Many conservatives instead want to see fewer people - not more - eligible for the program, said Nina Owcharenko, director of the Center for Health Policy Studies at the Heritage Foundation.

Healthy but poor women and children should be removed from Medicaid, Owcharenko said, and instead given a voucher they can use to buy insurance on the open market.

Such a move could improve coverage, she said. She argues that in some communities, families have to travel a great distance to find a doctor who will accept Medicaid.

"They shouldn't be put in a second tier because they're poor," Owcharenko said.

Heritage is also encouraging Republicans to correct what they view as an unfair tax advantage for people who get their coverage through their employer, Owcharenko

said. People who buy insurance through work can pay with pre-tax dollars, but those who must get their insurance on the open market have to pay with after-tax dollars, she said.

Proponents of the federal health care overhaul say it has created more competition in the Medicare market, resulting in better plans and lower premiums for seniors. Starting in 2011, the Affordable Care Act required pharmaceutical companies to offer a 50 percent break on brand-name drugs for seniors in the Medicare coverage gap.

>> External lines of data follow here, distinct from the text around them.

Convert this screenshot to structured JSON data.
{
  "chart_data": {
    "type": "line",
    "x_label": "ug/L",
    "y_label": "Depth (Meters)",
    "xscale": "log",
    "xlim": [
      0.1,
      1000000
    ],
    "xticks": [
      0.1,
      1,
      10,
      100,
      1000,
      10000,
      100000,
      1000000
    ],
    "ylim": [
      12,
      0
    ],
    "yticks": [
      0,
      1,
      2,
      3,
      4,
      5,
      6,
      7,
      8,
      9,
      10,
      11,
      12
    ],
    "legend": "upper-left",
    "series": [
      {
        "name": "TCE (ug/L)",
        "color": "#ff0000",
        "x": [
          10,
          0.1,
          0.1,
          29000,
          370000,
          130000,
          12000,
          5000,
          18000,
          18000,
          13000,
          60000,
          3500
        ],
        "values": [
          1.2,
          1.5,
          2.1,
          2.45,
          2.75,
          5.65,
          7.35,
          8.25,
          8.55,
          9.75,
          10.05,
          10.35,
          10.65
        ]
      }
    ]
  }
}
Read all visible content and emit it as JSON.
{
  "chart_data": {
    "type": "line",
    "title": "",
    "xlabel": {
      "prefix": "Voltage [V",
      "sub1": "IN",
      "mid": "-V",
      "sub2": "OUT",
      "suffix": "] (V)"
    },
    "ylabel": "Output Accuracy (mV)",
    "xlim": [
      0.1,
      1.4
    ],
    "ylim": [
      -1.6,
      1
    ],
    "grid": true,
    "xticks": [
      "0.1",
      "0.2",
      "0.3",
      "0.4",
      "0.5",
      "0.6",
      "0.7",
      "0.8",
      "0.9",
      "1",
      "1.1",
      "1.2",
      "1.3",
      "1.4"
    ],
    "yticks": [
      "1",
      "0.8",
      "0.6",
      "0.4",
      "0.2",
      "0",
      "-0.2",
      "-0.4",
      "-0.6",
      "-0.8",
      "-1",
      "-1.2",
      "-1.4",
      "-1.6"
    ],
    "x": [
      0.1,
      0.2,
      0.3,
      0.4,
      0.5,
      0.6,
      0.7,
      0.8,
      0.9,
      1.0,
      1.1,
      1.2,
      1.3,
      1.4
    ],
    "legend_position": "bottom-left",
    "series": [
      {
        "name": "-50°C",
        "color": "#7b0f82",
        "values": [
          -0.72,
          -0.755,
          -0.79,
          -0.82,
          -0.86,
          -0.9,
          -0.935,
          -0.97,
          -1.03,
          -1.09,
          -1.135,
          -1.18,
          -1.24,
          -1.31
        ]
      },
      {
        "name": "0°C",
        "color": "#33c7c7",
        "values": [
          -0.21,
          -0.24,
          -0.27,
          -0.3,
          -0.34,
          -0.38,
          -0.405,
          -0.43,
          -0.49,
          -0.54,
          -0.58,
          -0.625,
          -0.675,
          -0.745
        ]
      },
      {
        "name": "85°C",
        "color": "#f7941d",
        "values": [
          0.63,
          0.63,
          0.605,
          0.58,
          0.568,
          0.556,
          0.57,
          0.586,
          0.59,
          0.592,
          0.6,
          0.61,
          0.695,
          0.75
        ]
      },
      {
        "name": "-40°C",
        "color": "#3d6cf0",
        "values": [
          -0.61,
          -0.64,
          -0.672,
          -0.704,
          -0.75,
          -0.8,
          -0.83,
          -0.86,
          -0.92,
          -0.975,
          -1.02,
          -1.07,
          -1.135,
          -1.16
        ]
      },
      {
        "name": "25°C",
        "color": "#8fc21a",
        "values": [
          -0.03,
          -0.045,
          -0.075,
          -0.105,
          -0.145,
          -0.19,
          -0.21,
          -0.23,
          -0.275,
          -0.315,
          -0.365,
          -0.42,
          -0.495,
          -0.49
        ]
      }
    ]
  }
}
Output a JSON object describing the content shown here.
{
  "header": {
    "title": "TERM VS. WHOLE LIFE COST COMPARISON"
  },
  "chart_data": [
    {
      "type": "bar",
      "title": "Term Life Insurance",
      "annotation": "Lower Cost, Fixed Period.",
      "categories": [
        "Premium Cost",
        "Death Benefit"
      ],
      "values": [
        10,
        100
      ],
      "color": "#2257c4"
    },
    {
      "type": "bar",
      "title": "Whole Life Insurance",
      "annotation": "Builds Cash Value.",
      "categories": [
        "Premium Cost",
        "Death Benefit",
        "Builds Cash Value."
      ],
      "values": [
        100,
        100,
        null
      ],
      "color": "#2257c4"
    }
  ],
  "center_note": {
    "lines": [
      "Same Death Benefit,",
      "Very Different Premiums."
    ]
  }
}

Democrats also say that 2.5 million young people now have health insurance through a provision that allows adult children to stay on their parents' health insurance until age 26.

The Supreme Court will hear oral arguments in March and is expected to announce a ruling in June.

Before the Affordable Care Act, the health care system was broken, many Republicans concede.

"The status quo was crying for change," Owcharenko said. "The problem is the change we got, from a conservative perspective, is not the change that we wanted."

The Associated Press and The Washington Post contributed to this story.